3.11.2009

Hospitals Do a Poor Job of Reporting Problems

Complete and accurate data about performance are essential to any improvement effort. You cannot measure whether performance has improved unless you know what it was when you began, and what it is after improvements are made. That is true in every industry, including healthcare.

So I find it disturbing that some major healthcare institutions have questionable data about their performance.

According to The New York Times, the office of the New York City comptroller developed a report saying the city’s hospitals are the least reliable in the state at reporting preventable mistakes and adverse incidents for patients like heart attacks, blood clots, hospital infections and medication errors.


Though city hospitals accounted for almost half the patients statewide in 2006, they reported about 39 adverse incidents per 10,000 patient discharges, compared with nearly 70 per 10,000 in the northern suburbs and upstate and nearly 64 per 10,000 on Long Island…

Particularly since similar institutions are being compared, the report said, a higher number of incidents does not mean that a hospital provides worse treatment, only that it is more diligent about reporting problems. The lack of accurate reporting makes it virtually impossible for consumers to judge accurately the quality of a hospital or for the hospital to compare itself with its peers and make improvements, the comptroller’s office argues, saying the consequences include longer hospital stays and higher health-care costs.

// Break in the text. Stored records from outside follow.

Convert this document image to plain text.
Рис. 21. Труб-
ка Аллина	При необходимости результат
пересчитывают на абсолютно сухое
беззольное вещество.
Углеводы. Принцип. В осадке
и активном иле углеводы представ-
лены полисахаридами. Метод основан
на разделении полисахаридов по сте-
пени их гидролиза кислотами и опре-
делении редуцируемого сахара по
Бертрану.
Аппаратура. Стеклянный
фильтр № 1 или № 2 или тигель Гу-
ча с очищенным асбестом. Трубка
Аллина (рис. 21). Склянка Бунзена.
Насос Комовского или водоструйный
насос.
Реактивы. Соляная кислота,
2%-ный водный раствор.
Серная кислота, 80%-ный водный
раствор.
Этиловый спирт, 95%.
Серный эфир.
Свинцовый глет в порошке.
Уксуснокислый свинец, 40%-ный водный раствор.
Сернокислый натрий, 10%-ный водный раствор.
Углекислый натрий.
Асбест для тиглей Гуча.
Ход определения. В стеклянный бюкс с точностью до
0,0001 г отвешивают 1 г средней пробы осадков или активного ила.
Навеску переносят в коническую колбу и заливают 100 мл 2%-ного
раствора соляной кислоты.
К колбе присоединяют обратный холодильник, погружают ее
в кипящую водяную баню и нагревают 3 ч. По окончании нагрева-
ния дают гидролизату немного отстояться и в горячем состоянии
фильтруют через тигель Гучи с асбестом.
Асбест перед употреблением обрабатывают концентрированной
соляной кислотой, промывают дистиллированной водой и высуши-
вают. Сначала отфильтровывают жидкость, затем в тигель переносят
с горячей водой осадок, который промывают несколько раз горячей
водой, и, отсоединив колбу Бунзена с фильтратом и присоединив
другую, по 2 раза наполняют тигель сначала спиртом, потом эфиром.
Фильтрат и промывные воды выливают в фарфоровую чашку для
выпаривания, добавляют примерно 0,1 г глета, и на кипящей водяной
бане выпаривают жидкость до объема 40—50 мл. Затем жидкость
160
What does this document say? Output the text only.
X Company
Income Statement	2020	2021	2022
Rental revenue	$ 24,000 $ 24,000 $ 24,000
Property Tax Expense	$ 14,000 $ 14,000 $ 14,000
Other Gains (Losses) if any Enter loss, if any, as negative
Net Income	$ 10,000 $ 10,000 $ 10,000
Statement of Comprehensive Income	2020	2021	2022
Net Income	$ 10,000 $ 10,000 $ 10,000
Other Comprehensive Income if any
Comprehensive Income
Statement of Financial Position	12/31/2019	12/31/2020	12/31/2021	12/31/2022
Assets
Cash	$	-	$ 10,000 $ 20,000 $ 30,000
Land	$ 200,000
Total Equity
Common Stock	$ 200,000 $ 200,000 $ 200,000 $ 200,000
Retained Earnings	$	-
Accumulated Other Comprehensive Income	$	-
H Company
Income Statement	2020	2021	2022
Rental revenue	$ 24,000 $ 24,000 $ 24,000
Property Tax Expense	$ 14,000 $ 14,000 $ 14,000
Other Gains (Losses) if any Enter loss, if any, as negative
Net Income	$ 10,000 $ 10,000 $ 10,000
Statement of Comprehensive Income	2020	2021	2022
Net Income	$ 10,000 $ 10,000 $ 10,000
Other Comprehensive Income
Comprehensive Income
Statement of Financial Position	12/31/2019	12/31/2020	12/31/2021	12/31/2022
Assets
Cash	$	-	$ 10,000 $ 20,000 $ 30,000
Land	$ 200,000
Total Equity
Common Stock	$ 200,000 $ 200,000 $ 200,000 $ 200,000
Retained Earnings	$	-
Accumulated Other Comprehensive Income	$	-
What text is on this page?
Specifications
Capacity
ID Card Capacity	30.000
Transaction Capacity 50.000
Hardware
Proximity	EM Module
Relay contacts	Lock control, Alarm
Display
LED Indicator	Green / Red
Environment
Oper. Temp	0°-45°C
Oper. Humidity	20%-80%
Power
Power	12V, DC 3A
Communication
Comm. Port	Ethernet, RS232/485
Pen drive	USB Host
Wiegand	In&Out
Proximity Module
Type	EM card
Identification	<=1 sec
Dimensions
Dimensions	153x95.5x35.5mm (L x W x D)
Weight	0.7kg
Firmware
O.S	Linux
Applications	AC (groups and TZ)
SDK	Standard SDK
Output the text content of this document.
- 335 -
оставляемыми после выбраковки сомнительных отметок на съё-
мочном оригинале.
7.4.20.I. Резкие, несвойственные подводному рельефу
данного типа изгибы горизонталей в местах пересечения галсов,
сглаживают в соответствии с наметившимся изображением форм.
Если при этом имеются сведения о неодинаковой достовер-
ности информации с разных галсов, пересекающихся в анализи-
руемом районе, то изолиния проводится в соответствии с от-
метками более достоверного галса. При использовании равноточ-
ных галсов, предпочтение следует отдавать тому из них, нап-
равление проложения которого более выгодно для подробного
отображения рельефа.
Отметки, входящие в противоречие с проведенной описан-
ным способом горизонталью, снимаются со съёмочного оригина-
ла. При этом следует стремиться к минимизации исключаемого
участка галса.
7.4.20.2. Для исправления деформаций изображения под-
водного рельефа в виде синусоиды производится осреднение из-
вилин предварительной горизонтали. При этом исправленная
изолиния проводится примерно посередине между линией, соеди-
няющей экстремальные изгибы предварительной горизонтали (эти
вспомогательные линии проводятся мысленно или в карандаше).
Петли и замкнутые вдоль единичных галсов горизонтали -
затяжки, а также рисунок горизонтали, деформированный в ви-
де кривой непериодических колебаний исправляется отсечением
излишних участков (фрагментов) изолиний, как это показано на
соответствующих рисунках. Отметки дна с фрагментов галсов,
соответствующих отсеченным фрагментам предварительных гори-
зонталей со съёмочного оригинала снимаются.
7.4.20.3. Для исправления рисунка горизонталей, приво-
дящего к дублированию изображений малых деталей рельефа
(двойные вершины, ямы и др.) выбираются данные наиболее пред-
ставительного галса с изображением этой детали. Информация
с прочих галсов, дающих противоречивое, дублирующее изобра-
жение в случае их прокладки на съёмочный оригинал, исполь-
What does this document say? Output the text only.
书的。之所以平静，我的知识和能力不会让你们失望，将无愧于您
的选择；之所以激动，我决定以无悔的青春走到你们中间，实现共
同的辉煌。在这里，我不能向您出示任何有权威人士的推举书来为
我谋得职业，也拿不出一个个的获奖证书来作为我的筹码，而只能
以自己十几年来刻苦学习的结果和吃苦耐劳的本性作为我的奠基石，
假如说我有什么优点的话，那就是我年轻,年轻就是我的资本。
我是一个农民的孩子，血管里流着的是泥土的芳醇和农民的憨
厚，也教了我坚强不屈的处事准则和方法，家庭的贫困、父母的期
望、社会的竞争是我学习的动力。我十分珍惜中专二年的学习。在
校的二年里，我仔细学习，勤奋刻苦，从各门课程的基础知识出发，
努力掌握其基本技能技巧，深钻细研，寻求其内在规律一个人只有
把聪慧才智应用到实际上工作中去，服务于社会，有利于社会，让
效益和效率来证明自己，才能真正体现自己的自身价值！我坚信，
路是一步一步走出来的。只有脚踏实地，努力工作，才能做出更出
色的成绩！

“Without the fullest possible reporting, hospitals cannot identify areas where systematic improvement may be needed,” reads the report. “Weak enforcement and flagging commitment to a broad-based effort has compromised the whole program.”


A variety of hospital officials have questioned the validity of the report. But even if they have some legitimate points, the Times article, written by Anemona Hartocollis, notes that “a hospital’s size and the type of procedures it performs do not seem to explain the differences in reporting rates.”

This is an aspect of lean initiatives that doesn’t get talked about very often – the fact that improvements in data gathering and reporting may be required before actual process improvement takes place.

What is the worst data problem you’ve encountered related to improvement efforts?